Maristela — Eu fui aprendendo aos poucos. E comecei, então, a ser procurada para orientar. Comecei a ver um caminho interessante para a antropologia lá dentro, que era trazer os estudos das populações tradicionais. Tem alguns autores, até da antropologia, que questionam a ideia de se considerar os indígenas como ecológicos. Tem alguma literatura sobre isso. Mas, ao mesmo tempo, tem outros que acreditam que todo ser humano perturba a natureza, causa impacto, não dá para pensar em uma natureza intocada. Qualquer coisa que o ser humano faça impacta a natureza. Então, a gente não pode ver só um lado.
Outra coisa interessante é pensar as questões ambientais na cidade, nos grandes aglomerados populacionais. Ao fazê-lo, você se depara com uma situação bem complexa. É muito mais difícil trabalhar essas urgências nas cidades do que nas áreas protegidas com legislações rigorosas. Quando eu comecei no PRODEMA, tinha muito a questão das multas que as pessoas da área rural recebiam, pois, às vezes, praticavam coisas consideradas criminosas, como a caça e as queimadas para começar uma nova plantação. Essas práticas, como parte da cultura dessas populações, passaram a ser criminalizadas e alvo de multas. Era preciso olhar para a população tradicional; ela tem uma cultura, um saber, e para eles, as práticas condenadas pela legislação ambiental não são destrutivas da natureza. Eu tive um aluno que contava bravatas: “Peguei os pescadores de lagosta e botei tudo na cadeia”. Eu lhe dizia: “É, mas você não foi lá pra ponta, atrás de quem compra a lagosta”.

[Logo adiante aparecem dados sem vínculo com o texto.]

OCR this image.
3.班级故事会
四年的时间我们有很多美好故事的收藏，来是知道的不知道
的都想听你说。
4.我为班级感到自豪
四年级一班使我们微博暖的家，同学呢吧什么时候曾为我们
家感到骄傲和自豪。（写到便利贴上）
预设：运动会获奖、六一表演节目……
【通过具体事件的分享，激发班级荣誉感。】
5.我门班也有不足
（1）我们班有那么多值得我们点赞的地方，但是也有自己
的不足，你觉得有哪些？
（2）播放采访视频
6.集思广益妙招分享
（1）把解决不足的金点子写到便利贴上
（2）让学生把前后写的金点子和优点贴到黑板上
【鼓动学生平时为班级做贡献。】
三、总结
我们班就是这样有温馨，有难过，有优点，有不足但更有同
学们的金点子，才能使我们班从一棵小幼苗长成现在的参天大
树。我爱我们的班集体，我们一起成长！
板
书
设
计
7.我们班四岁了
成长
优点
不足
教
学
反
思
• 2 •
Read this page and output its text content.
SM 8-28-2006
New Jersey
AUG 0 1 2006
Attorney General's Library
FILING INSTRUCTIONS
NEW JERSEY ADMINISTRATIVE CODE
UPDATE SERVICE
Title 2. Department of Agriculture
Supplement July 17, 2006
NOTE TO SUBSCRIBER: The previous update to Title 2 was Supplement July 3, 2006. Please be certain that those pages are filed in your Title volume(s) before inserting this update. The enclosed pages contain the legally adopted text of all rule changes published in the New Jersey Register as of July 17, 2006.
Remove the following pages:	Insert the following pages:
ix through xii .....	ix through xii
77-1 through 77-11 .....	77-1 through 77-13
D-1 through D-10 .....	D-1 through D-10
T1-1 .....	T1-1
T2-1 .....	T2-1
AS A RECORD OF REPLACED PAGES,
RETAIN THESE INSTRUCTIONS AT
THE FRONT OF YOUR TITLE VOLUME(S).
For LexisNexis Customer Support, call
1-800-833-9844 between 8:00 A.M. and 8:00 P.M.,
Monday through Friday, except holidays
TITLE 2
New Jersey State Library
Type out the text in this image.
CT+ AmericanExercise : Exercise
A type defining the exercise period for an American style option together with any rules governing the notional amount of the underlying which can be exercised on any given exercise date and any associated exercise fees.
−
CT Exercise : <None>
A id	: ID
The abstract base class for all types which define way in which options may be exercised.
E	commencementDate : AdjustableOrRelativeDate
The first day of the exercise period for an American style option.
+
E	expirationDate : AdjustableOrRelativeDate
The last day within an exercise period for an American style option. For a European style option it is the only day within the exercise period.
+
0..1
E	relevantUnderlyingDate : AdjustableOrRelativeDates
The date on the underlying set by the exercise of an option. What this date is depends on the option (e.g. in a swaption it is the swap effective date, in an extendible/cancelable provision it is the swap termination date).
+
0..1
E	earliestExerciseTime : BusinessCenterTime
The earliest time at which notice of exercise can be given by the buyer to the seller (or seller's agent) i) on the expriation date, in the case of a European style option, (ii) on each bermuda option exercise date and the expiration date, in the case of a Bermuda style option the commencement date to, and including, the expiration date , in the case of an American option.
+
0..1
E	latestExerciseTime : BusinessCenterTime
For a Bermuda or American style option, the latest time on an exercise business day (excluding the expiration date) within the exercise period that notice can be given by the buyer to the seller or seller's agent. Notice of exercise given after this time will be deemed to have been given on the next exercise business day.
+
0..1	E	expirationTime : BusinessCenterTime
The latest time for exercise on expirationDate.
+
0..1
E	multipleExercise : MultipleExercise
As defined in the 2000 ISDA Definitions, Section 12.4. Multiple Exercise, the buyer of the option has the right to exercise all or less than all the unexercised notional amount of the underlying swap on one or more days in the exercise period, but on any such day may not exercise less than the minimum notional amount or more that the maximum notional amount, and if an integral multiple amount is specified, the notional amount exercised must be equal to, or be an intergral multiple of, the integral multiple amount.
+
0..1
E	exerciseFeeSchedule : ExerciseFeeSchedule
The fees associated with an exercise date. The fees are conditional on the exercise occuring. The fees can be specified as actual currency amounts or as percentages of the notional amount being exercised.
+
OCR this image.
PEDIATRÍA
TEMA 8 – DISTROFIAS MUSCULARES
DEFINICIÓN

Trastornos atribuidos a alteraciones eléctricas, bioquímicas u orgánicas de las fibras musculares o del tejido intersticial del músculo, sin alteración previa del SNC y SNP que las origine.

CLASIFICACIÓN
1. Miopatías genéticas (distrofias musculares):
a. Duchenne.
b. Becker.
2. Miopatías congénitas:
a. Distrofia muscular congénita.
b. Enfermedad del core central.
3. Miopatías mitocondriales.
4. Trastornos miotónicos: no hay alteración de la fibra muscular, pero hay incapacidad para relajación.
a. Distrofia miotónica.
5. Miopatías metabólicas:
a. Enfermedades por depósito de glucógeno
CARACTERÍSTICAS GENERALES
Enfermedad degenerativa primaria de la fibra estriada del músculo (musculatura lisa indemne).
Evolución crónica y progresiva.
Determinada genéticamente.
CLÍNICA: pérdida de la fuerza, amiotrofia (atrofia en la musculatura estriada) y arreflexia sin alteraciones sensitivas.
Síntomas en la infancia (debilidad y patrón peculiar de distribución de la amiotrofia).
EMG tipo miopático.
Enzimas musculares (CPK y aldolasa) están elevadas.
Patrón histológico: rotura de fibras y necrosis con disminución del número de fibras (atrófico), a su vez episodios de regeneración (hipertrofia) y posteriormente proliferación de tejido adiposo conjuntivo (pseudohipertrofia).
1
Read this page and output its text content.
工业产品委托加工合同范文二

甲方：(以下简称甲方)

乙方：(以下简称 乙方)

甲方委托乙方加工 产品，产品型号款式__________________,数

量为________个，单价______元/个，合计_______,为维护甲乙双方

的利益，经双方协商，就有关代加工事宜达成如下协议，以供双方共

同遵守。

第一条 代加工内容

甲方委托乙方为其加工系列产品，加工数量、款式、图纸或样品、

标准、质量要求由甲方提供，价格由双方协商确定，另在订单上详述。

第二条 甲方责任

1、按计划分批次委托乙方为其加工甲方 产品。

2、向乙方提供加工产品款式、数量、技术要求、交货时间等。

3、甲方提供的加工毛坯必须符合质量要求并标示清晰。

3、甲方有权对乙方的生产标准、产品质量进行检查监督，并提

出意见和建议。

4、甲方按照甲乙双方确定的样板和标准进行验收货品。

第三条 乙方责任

Isso nos faz refletir sobre quem é que degrada mais. Certamente são os grandes barcos lagosteiros ou quem se aproveita desse grupo de pescadores. São eles que se arriscam cada vez mais fazendo uma pesca predatória, sendo sujeitos a serem presos, colocando suas vidas em risco, porque eles usam umas técnicas que podem causar a morte. A pesca de mergulho em que usam botijão de gás é muito arriscada. A condição de vida desses pescadores continua precária, porque quem ganha dinheiro em cima deles são os grandes empresários. Isto para dizer que observando essas atividades surge a dimensão dos conflitos. Conflitos socioambientais que revelam a visão divergente quanto ao que é o impacto, o que é a degradação para uns e outros. Quem provoca mais degradação? São os pobres, as populações tradicionais? É sempre um acusando o outro: “Quem degrada não somos nós, é o pessoal da cana-de-açúcar que está botando agrotóxico e a água está contaminada.”
É um campo que a gente tem que olhar a complexidade, da qual se fala muito no campo ambiental. Senão se simplifica muito e não se pode mais afirmar que “a” com “b” causa isso. A população tradicional, naquele ambiente, está causando impacto, mas por trás de tudo está o mundo capitalista de hoje. O pescador não está tirando a lagosta para comer; está tirando para ter um modo de ganhar a vida. Ele pode fazer até alguma festinha para comer a lagosta, mas pesca para vender. Eu não orientei nenhum trabalho sobre a lagosta, mas eu participei de bancas, por isso que eu falo um pouquinho sobre isso.
Trabalhar no PRODEMA me deu a oportunidade de conhecer muitos trabalhos diferentes. Ir para as bancas de áreas que eu não conhecia. Mesmo não conhecendo, mas aceitava porque eu poderia falar sobre a parte social, das pessoas que estavam envolvidas no trabalho.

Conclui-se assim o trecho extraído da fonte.